8Barangsiapa tidak mengasihi, ia tidak mengenal Allah, sebab Allah adalah kasih. ….16 Kita telah mengenal dan telah percaya akan kasih Allah kepada kita. Allah adalah kasih, dan barangsiapa tetap berada di dalam kasih, ia tetap berada dalam Allah dan Allah di dalam dia. (1Yoh 4:8,16)

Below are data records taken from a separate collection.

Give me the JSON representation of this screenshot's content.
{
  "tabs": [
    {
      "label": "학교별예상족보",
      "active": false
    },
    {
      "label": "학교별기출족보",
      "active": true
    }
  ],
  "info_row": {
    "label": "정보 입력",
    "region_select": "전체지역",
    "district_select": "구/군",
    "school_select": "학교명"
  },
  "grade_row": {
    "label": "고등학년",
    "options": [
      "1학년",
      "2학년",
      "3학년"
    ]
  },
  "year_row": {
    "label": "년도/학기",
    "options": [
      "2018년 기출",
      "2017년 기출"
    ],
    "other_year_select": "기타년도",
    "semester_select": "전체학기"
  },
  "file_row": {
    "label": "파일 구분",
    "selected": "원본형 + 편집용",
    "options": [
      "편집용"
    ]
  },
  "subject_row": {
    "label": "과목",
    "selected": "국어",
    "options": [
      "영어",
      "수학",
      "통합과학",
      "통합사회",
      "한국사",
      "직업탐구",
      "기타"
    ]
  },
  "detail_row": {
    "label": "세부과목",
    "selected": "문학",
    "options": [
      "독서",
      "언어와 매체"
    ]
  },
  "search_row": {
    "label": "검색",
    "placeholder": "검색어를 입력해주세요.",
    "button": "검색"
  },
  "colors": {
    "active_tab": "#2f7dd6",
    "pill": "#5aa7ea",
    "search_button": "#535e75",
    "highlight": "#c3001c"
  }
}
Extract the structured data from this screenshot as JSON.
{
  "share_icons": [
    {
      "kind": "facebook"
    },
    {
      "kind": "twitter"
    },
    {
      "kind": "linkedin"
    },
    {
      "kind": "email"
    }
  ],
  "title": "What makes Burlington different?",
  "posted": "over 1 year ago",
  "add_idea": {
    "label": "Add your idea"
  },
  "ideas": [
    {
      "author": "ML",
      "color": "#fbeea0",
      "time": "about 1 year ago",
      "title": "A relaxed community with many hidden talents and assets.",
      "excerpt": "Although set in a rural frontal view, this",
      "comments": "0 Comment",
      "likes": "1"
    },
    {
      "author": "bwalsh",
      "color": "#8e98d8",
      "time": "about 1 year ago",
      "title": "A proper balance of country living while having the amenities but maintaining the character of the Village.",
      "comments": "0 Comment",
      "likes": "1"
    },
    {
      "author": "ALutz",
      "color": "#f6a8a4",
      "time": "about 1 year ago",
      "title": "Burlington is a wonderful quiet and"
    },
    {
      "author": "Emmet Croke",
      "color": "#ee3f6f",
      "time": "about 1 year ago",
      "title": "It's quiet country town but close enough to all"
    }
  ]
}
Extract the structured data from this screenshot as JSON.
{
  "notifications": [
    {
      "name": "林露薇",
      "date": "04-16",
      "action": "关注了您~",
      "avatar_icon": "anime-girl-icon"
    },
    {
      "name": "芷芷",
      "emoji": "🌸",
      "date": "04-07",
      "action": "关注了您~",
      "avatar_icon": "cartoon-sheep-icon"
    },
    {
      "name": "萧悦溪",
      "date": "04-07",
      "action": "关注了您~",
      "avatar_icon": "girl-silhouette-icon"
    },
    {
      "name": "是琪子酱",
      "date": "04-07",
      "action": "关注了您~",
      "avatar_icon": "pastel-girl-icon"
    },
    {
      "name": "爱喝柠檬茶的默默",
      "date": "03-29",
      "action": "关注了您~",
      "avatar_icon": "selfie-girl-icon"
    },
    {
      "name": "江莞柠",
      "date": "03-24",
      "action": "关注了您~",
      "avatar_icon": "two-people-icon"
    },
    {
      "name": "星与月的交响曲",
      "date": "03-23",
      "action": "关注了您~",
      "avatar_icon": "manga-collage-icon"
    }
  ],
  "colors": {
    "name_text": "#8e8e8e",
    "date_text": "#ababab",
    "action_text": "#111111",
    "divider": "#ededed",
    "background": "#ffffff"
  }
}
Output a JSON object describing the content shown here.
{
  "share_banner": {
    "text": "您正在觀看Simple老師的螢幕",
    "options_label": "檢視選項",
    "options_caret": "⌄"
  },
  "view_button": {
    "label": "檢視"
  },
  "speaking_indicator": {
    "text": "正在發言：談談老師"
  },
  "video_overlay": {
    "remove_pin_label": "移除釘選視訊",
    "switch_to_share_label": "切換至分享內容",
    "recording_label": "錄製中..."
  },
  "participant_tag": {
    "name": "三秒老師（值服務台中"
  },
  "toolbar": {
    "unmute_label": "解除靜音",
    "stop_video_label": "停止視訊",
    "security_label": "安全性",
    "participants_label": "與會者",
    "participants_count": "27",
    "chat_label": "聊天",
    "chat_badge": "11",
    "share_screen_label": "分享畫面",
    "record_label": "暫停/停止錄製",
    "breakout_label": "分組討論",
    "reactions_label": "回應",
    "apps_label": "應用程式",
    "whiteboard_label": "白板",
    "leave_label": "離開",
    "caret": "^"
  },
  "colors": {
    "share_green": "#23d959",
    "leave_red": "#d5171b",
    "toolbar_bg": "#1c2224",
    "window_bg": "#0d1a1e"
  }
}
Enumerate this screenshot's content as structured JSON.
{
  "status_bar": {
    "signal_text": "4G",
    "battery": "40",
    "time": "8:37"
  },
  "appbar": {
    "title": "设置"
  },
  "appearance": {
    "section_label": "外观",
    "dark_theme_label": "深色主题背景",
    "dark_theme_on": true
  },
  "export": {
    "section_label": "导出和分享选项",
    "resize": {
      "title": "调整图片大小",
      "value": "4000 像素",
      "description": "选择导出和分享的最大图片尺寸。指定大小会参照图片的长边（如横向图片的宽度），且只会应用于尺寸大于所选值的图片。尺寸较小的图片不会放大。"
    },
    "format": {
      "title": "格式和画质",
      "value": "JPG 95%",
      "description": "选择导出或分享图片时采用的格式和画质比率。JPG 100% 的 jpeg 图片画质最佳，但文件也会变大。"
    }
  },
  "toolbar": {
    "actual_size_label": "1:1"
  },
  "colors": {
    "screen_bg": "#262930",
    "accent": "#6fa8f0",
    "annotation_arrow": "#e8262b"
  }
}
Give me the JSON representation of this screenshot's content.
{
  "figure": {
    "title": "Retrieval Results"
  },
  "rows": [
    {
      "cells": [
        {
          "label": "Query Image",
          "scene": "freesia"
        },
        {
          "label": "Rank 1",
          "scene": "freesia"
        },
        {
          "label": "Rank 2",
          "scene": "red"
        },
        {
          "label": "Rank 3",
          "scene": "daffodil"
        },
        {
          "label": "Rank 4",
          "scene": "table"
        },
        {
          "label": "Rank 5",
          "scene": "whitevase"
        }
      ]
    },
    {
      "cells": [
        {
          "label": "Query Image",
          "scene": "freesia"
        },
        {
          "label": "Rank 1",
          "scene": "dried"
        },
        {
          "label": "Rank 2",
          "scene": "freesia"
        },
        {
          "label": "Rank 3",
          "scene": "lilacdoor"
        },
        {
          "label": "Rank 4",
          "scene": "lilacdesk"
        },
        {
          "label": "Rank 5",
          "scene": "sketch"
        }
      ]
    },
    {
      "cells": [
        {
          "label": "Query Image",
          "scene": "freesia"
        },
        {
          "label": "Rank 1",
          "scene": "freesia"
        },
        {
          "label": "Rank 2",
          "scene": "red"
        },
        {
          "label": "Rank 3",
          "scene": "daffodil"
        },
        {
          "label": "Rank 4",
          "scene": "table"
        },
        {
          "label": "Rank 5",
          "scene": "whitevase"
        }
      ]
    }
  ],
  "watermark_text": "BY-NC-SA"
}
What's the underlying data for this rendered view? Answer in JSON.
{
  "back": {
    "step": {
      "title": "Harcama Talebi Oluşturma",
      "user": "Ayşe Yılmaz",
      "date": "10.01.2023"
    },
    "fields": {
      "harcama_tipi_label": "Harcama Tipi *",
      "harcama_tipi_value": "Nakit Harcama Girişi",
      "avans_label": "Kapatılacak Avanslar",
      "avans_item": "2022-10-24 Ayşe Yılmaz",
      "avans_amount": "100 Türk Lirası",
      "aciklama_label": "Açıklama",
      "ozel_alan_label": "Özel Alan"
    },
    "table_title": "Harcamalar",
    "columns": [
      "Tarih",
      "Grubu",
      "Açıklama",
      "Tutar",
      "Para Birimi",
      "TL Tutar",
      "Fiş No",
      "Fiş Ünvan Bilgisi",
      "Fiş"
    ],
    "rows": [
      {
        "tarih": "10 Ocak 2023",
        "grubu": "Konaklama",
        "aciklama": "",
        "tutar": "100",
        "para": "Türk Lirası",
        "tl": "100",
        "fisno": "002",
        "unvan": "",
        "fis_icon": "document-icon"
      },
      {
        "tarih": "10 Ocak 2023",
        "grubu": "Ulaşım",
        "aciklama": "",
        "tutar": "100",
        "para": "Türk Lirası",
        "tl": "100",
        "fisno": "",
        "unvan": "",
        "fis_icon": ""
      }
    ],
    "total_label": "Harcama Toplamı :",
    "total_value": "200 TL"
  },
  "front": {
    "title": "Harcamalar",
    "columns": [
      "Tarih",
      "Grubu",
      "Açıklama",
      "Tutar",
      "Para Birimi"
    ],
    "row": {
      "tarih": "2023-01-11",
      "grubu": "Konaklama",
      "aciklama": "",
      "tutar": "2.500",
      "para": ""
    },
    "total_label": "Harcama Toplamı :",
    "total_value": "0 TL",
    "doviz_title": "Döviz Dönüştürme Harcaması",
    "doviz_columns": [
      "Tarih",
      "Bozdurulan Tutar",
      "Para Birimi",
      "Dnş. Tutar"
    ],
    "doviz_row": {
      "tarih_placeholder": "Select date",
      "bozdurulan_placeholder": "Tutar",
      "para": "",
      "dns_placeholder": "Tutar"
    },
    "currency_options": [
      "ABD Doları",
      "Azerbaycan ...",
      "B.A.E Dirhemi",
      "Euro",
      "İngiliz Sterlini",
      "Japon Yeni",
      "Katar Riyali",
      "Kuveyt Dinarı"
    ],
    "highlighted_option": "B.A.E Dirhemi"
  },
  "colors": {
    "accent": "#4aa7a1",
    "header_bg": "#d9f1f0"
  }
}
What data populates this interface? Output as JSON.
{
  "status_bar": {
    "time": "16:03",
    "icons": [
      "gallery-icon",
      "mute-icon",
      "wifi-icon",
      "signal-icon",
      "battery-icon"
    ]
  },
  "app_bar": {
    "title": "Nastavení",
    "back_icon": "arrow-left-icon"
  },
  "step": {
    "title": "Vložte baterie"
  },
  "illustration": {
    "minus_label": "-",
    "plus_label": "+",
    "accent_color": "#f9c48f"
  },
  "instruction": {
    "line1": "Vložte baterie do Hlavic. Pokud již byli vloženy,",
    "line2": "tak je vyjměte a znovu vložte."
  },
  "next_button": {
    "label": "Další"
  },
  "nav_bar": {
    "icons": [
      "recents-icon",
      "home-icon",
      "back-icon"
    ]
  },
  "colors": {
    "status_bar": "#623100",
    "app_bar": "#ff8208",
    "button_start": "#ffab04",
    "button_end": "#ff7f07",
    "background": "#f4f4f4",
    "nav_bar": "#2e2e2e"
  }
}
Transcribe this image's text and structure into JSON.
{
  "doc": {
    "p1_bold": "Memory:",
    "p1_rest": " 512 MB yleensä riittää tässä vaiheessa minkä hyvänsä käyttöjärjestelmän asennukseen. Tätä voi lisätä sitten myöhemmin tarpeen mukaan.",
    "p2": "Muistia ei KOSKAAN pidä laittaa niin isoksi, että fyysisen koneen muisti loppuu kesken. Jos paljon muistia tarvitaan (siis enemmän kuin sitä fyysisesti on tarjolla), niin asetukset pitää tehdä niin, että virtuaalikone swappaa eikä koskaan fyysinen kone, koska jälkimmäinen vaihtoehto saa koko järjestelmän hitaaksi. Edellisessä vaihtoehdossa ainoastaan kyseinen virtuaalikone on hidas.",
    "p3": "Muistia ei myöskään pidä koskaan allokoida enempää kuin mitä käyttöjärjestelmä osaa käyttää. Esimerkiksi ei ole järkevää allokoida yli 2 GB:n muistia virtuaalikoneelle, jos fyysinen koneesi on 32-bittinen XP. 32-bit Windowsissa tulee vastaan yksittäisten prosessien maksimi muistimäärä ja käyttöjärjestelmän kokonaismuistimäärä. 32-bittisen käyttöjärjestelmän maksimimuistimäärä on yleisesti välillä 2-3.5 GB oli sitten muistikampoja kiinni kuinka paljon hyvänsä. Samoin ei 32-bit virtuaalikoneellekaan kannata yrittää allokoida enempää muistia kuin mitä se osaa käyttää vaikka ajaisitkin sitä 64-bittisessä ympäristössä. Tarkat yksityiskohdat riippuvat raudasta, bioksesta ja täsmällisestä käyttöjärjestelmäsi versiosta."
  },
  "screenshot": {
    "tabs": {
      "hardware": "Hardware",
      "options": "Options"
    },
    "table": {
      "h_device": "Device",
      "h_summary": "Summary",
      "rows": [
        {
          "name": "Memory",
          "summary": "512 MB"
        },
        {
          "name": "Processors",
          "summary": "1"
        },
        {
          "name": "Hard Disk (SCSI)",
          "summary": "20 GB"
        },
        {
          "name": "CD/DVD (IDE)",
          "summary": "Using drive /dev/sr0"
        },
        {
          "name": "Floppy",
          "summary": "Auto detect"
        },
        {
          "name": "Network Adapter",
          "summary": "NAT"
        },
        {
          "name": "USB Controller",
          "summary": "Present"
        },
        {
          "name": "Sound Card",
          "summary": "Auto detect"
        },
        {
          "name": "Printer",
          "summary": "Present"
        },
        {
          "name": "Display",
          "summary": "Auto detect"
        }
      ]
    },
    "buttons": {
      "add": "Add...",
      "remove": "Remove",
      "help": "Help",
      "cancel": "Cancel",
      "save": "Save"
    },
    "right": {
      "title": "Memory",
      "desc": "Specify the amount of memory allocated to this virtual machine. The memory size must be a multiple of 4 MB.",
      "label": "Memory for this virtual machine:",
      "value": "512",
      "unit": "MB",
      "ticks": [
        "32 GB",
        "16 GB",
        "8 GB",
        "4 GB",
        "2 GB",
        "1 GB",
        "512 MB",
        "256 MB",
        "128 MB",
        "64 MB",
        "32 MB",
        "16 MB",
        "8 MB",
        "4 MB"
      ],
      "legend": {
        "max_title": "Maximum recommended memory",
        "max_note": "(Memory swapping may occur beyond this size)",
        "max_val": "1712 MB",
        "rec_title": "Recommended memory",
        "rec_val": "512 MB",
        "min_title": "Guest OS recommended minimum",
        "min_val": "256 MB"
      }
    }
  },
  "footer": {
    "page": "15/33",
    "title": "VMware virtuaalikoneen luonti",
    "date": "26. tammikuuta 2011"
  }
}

Dalam kehidupan kita sehari-hari, cinta kasih Allah selalu bersama kita. Cinta kasih itulah yang memampukan kita untuk berelasi dengan orang lain. Tanpa cinta kasih Allah, kita sulit untuk hidup damai, bergerak bebas dan sulit juga menjadi pribadi yang matang dalam segala hal. Tanpa cinta kasih Allah, kita akan terkungkung dalam pemikiran eksklusif. Tanpa cinta kasih Allah, kita akan menjadi pribadi yang egosentris. Tanpa cinta kasih Allah, kita bagaikan mobil tanpa bensin, sumbu lilin tanpa api, sayur tanpa garam dan menulis dengan bolpoin tanpa tinta. Selama masa Prapaskah ini, kita diajak untuk merefleksikan RELASI antara AKU dan CINTA KASIH ALLAH dalam kehidupan sehari-hari. Kerapkali kita hidup dalam kekhawatiran yang luar biasa. Akibatnya, cinta kasih Allah sulit untuk dirasakan dan bahkan untuk dimaknai. Henri J. M. Nouwen dalam bukunya yang berjudul; “Making All Things New: An Invitation to the Spiritual Life” (1981), mengajak kita semua untuk tidak khawatir terhadap segala sesuatu. Jika kita percaya bahwa Allah adalah kasih, maka tidak perlu khawatir. Lakukan apa yang seharusnya orang beriman lakukan. Selama masa retret agung ini, kita diajak untuk merenungkan kebaikan-kebaikan yang telah kita terima sendiri dari Allah, entah itu berupa keberhasilan maupun kegagalan, suka maupun duka, tangis dan tawa, dan semua yang telah kita alami. Sadarilah bahwa itu pun merupakan salib hidup yang Allah berikan kepada kita oleh karena kasih-Nya.
Masa Prapaskah juga mengajak kita untuk menjadi seorang Kristiani yang lebih solider dengan mereka yang menjadi korban virus Covid-19, mereka yang menjadi korban bencana alam, dengan mereka yang terperangkap dalam spiritualitas hedonis. Bapa suci, Paus Fransiskus mengajak kita semua untuk mewujud-nyatakan cinta Allah dalam tindakan pemulihan dari pandemi ini. Semua itu dimulai dari; “kasih yang nyata, sebagaimana dikatakan oleh Injil, berlabuh pada harapan dan didasarkan akan iman, dunia yang lebih sehat akan mungkin. Atau sebaliknya, kita akan mengakhiri krisis ini lebih buruk. Semoga Tuhan membantu kita, dan memberi kita kekuatan untuk keluar dari situasi ini dengan lebih baik, menanggapi kebutuhan dunia dewasa ini” (Paus Fransiskus, Ajaran Sosial Gereja di Masa Pandemi, terj Krispurwana Cahyadi, SJ). Kita diajak untuk menumbuhkan rasa kepekaan kita terhadap panggillan sebagai seorang Kristiani dalam membangun Kerajaan Kasih Allah dalam dunia ini. Solider tidak hanya dalam bentuk fisik, tetapi juga dalam bentuk batin (dimensi kerohanian). Tindakan inilah yang harus terus-menerus dipertajam dengan semangat Injil, sebagaimana Jemaat Perdana telah memulainya (Bdk; Cara Hidup Jemaat Perdana, Kis 2:41-47, 4:32-37) dalam kehidupan mereka sehari-hari.